As I read Grant Rimbey's piece on discovering legendary planner John Nolen's 1924 survey of Tampa, I flashed to what Nolen told city leaders back in the day:
"Co-operation will be needed between the city and county governments, the school districts, the realtors, the owners of the land, business interests, and citizens. Enlightening publicity will be required to present all details of the city plan to the public and obtain the citizens' approval for each change made in the future."
Boy, where is John Nolen when you need him? (Answer: He died in 1937.)
As Rimbey's accompanying story illustrates, you have to have good planning and a commitment by a city to create its future rather than be led around willy-nilly by forces that may not have the public's best interests at heart. The very same issues that 1920s Tampa Bay faced (a real estate boom, its aftermath and a lack of vision) remain issues today.
Over the past two decades, anyone living in Tampa has seen several planning efforts either fall apart (Committee of 99 and its transportation improvements a decade ago) or come to a conclusion, only to have its results sit on a dusty shelf in a pretty binder. We've seen high profile planning exercises, such as the Legos of the One Bay movement. The problem with Tampa, public officials and planners used to tell me when I was on the daily newspaper government beat, isn't that it lacks a plan, its that it has too many of them that were never followed.
And the redevelopment opportunities remain.
Look at West Tampa, for example. As I wrote about for a cover story three years ago, the neighborhood is ripe for a rethinking and rebirth. It has an urban street grid, with alleyways, that would allow for European-style 3- to 4-story buildings along its major streets. Send growth there instead of sending it out past Riverview in southern Hillsborough County.
But that has not, and is not, happening, despite some activists' and builders' fervent hopes.
But Tampa — and all of Tampa Bay, for that matter — has a shot at a do-over, in the guise of our decisions in 2010 on whether to fund and create a new transportation system.

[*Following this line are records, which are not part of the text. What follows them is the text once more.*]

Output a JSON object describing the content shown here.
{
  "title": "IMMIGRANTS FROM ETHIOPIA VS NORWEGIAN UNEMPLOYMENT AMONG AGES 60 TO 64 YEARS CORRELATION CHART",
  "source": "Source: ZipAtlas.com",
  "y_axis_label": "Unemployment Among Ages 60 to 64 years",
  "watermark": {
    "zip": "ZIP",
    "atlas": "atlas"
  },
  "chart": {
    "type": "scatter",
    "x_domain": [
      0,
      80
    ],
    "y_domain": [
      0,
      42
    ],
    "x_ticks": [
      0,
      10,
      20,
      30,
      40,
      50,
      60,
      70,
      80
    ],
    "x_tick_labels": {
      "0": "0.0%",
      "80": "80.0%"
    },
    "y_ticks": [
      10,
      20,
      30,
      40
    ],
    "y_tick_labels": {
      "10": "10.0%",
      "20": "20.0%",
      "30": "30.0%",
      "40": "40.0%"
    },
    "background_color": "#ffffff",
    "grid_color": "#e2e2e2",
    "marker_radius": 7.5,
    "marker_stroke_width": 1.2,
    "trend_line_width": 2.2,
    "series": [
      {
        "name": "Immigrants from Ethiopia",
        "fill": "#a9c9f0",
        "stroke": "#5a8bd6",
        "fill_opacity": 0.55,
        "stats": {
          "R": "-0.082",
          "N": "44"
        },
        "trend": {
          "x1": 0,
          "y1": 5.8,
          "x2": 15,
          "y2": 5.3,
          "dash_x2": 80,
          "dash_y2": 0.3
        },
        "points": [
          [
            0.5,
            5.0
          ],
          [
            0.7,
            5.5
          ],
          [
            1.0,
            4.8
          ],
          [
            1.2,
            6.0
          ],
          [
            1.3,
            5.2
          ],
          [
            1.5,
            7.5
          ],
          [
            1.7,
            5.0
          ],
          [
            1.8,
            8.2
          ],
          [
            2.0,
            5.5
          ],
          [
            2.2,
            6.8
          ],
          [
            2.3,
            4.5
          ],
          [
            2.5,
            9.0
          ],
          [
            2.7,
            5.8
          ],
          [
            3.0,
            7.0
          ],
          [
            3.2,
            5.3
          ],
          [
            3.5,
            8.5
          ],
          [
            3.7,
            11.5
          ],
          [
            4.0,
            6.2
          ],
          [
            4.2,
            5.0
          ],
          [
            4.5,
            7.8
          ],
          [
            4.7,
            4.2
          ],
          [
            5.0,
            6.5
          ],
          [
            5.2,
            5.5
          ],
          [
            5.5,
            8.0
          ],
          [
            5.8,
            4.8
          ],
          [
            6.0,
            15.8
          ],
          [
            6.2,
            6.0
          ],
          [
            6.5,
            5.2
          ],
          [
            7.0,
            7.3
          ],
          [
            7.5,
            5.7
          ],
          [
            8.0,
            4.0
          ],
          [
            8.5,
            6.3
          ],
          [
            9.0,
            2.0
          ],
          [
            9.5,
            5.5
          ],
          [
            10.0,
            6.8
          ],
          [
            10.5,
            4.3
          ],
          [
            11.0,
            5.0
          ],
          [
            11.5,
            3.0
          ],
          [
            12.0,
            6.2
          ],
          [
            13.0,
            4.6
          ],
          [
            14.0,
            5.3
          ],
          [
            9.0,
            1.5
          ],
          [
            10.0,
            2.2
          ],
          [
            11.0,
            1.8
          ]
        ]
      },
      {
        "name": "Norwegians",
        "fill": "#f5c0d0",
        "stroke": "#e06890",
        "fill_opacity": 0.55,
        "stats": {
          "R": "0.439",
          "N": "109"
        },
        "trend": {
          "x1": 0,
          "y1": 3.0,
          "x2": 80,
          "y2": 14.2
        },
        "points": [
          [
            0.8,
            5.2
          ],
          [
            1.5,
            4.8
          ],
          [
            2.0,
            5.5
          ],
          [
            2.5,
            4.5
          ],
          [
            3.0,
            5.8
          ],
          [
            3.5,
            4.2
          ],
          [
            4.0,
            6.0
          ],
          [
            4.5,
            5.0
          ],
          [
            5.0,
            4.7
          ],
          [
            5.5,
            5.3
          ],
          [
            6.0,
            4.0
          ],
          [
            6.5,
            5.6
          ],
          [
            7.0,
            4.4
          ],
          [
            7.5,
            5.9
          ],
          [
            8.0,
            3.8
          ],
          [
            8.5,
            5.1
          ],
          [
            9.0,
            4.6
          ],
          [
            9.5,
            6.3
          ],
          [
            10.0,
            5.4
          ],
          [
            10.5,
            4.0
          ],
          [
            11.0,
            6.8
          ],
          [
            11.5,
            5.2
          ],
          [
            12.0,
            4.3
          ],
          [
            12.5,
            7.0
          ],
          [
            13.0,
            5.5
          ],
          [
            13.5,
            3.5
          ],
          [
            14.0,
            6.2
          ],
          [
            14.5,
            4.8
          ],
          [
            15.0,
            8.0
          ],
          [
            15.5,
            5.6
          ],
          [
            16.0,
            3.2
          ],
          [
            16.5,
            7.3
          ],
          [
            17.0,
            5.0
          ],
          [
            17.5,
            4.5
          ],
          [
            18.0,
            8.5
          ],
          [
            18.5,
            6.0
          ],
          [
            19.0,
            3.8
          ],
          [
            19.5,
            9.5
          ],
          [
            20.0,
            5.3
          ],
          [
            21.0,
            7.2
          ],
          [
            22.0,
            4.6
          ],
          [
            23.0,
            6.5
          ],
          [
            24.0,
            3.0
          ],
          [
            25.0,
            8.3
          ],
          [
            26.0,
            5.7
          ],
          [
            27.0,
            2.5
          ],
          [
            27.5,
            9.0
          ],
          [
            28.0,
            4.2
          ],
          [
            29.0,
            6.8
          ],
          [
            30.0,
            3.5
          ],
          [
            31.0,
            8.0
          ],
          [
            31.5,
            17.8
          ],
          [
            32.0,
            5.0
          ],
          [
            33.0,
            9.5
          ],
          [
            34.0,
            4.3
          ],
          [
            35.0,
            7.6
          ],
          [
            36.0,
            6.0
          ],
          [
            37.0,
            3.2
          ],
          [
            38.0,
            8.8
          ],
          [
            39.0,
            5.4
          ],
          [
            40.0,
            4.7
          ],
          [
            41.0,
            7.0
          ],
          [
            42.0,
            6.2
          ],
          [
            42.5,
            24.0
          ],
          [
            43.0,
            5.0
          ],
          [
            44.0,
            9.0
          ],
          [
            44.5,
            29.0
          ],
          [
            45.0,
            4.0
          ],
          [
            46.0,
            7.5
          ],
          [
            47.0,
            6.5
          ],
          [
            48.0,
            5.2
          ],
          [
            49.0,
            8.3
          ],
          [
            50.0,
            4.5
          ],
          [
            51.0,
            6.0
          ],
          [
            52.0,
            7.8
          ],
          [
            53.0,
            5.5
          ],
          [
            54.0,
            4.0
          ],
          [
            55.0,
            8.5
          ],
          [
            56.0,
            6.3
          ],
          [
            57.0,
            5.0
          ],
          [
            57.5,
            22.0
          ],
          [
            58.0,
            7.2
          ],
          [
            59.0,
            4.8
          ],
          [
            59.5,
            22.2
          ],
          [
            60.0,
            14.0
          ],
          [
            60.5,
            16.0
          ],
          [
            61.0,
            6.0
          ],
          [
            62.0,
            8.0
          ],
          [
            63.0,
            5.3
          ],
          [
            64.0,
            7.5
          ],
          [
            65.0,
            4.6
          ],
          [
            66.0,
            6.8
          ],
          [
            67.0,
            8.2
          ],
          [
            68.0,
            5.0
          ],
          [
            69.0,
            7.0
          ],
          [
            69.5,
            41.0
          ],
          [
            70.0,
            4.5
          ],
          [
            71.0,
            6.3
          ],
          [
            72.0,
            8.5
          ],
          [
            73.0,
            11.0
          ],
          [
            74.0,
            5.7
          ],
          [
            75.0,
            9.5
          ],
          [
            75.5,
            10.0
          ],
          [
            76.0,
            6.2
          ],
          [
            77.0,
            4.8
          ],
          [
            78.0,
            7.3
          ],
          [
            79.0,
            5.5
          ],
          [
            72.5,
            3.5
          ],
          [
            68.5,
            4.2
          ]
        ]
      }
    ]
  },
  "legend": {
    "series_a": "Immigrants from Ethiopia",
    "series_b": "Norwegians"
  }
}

The referenda — for sure in Hillsborough County, less certain in Pinellas County at this point — are about more than just how many billions of dollars we are going to spend for rail transit systems that will never pay for themselves. They are about planning. They give us the ability to reshape our cities, our region, and to give us better neighborhoods, with more businesses within walking distance of our homes, more jobs that don't require us to make a 45-minute drive across the Howard Frankland Bridge twice a day.
These new transportation systems — the buses, too, not just the trains — give us a chance to reshape urban areas by increasing densities at transit stops and hubs. Higher densities and neighborhood support don't necessarily go hand-in-hand, at least until our politicians begin making the case that it will improve, not destroy neighborhoods. Only the most diehard "I only want single-family homes, 65-foot-wide lots and plenty of auto traffic in my neighborhood" types will object once they realize what the possibilities for change are.
Think about it: you can walk to a pub, have a few beers and walk home, avoiding any chance of getting a DUI. You can reconnect with your neighbors at a restaurant a block over instead of driving miles and miles to a faceless chain where you don't know a soul other than the folks you dragged with you. New parks to visit, to let dogs frolic, to have your children feel safe.
Nolen said "enlightening publicity" is needed to make a town plan work. How many public officials are ready to start talking about the next phase of what solving our transportation problems really means? How many are ready to get Tampa residents, and others throughout Tampa Bay, excited about the possibility? Raise your hands. Better yet, start talking with your constituents. Loudly.